You are viewing a plain text version of this content. The canonical link for it is here.
Posted to dev@lucene.apache.org by "Kelly Kagen (JIRA)" <ji...@apache.org> on 2015/11/03 23:20:28 UTC
[jira] [Commented] (SOLR-6304) Transforming and Indexing custom JSON data

    [ https://issues.apache.org/jira/browse/SOLR-6304?page=com.atlassian.jira.plugin.system.issuetabpanels:comment-tabpanel&focusedCommentId=14988279#comment-14988279 ] 

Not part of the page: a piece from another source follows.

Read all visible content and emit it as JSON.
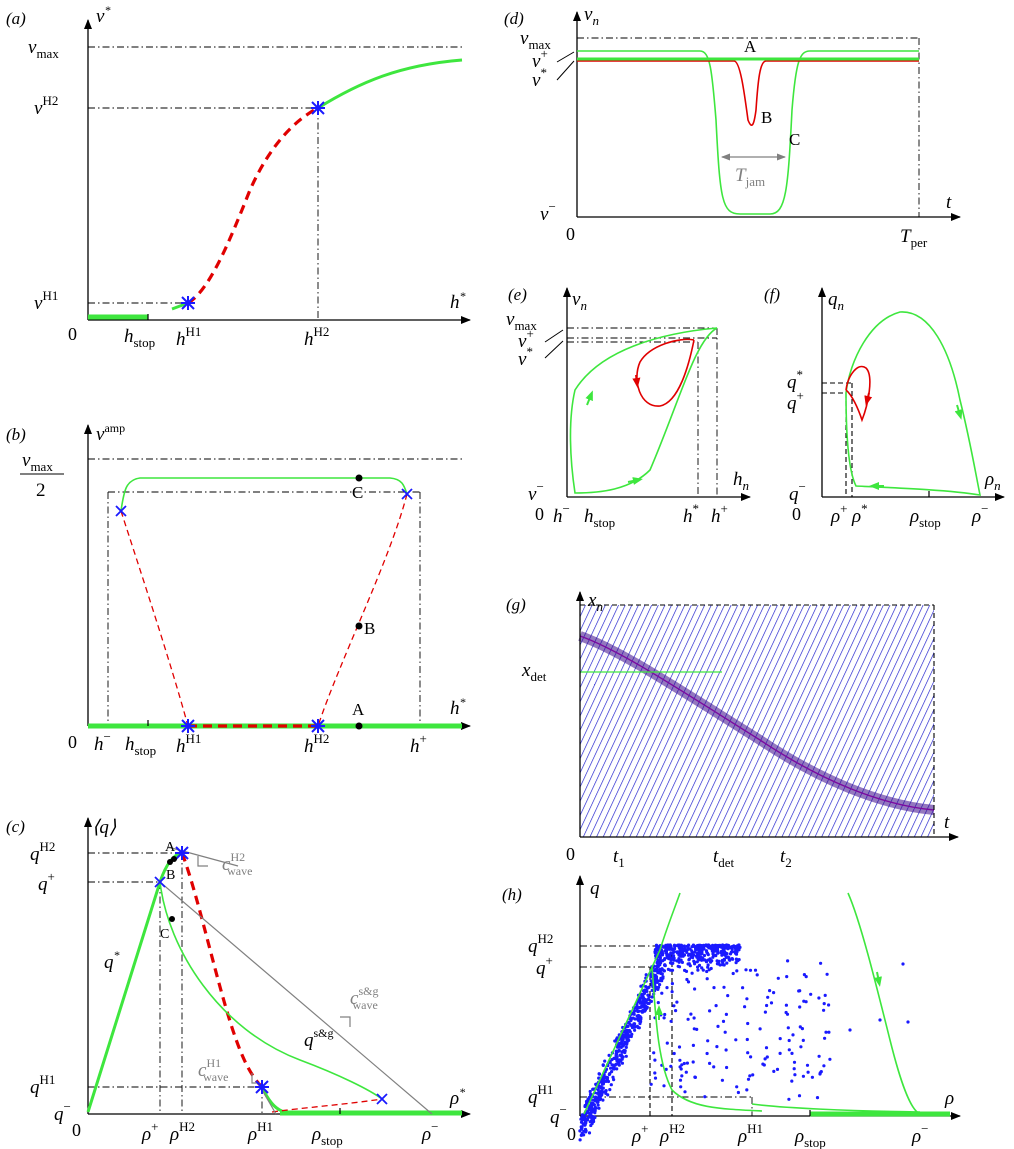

Kelly Kagen commented on SOLR-6304:
-----------------------------------

I'm having some difficulty while indexing custom JSON data using v5.3.1. I took the same example from the documentation, but it doesn't seem to be working as expected. Can someone validate if this is a bug or there's an issue with the procedure followed? The below are the scenarios.

Source: [Indexing custom JSON data|http://lucidworks.com/blog/2014/08/12/indexing-custom-json-data], [Transforming and Indexing Custom JSON|https://cwiki.apache.org/confluence/display/solr/Uploading+Data+with+Index+Handlers#UploadingDatawithIndexHandlers-TransformingandIndexingCustomJSON]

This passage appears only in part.